Excerpts from the book written by famed Watergate reporter Bob Woodward were published by the Washington Post on Tuesday. The book, which is scheduled for release on Sept. 11, is the latest to detail tensions within the White House under Mr. Trump’s 20-month-old presidency.
“It’s just another bad book,” Trump told the Daily Caller.
According to the book, Mr. Trump told Defense Secretary Jim Mattis that he wanted to have Assad assassinated after the Syrian president launched a chemical attack on civilians in April 2017.
Mattis told the president he would “get right on it,” but instead developed a plan for a limited air strike that did not threaten Assad personally.
Mattis told associates after a separate incident that Trump acted like “a fifth — or sixth-grader,” according to the book.
White House spokeswoman Sarah Sanders said the book is “nothing more than fabricated stories, many by former disgruntled employees, told to make the president look bad.”

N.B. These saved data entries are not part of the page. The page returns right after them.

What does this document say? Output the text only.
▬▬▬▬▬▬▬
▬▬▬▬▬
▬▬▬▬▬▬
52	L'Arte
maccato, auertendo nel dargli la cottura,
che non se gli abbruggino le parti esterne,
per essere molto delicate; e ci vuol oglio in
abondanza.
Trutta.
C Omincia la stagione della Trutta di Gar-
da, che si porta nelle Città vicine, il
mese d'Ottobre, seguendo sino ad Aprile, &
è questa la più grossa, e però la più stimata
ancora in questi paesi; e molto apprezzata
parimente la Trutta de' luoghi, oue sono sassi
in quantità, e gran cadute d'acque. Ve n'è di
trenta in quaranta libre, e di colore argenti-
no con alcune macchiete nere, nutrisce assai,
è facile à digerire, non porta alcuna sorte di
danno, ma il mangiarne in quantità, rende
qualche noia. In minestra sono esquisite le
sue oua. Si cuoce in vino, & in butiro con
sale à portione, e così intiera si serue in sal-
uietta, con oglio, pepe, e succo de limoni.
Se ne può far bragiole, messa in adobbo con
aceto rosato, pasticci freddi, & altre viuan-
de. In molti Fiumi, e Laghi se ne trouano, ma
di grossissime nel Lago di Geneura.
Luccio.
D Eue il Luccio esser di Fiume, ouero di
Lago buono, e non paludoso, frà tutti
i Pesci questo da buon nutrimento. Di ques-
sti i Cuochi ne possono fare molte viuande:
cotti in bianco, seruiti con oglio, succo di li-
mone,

Nikki Haley, the U.S. ambassador to the United Nations, also cast doubt on the account about Assad.
“I have the pleasure of being privy to those conversations … and I have not once heard the president talk about assassinating Assad,” Haley told reporters on Tuesday.
The Pentagon declined to comment.
Woodward gained national fame for his reporting on the Watergate scandal in the 1970s, and has since written a series of books that provide behind-the-scenes glimpses of presidential administrations and other Washington institutions. For this book, Woodward spoke to top aides and other insiders with the understanding that he would not reveal how he got his information, the Post said.
Among his other revelations: Former top economic adviser Gary Cohn stole a letter off Trump’s desk that the president planned to sign that would withdraw the United States from a trade agreement with South Korea.
Cohn, who tried to rein in Trump’s protectionist policies, also planned to remove a similar memo that would have withdrawn the United States from the North American Free Trade Agreement with Mexico and Canada, Woodward wrote.
“I’ll just take the paper off his desk,” Cohn told another White House aide, according to the book.
Trump said that did not take place. “It’s just made up,” he told the Daily Caller.
The United States remains part of both trade agreements as it negotiates new terms.
Trump treated top aides with scorn, the book says, telling Commerce Secretary Wilbur Ross that he was past his prime and calling Attorney General Jeff Sessions “mentally retarded.”